In case of a Force Majeure occurrence, Cedar Heating & Cooling, LLC shall promptly notify the Client of the nature of the event and its expected duration. The obligations of Cedar Heating & Cooling, LLC shall be suspended for the duration of the Force Majeure event, and the timeline for performance shall be extended accordingly.
Termination Clause
- Termination by Cedar Heating & Cooling, LLC: Cedar Heating & Cooling, LLC (“Company”) reserves the right to terminate this Agreement at any time, with or without cause. In the event of termination, the Company shall provide the Client with written notice of termination at least seven (7) days prior to the effective termination date. The notice may be delivered by email, postal mail, or any other method agreed upon by the parties.
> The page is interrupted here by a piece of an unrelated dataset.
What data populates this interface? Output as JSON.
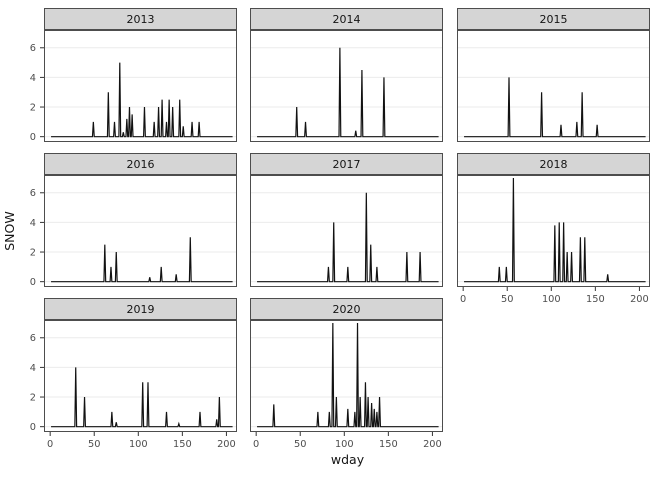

- Consequences of Termination: Upon termination of this Agreement, the Client shall remain liable for all payments due for services rendered and materials provided up to the effective termination date. Following termination, the Company shall have no further obligations to perform services or provide materials unless otherwise agreed in writing.
- Client Termination Rights: The Client acknowledges that they do not have the unilateral right to terminate this Agreement for any reason. Any termination initiated by the Client must be approved in writing by both an authorized representative of Cedar Heating & Cooling, LLC (such as an owner or CEO) and the Client. Any request for termination must be submitted in writing and is subject to the approval of both parties.
Controlling Terms
The provisions contained herein shall take precedence over any conflicting terms found in purchase orders or other documents submitted by the Client. Any differing or additional terms proposed by the Client shall be considered unenforceable and non-binding. This agreement constitutes the complete and exclusive understanding between the parties, and no oral agreements shall have the effect of modifying its terms. In the absence of a physical signature, verbal authorization shall likewise serve to bind the Client to this Contract.
This decree applies to all parties, including but not limited to, buyers, purchasers, patrons, customers, consumers, landlords, owners, tenants, agents of owners, business representatives, general contractors, and holders of power of attorney.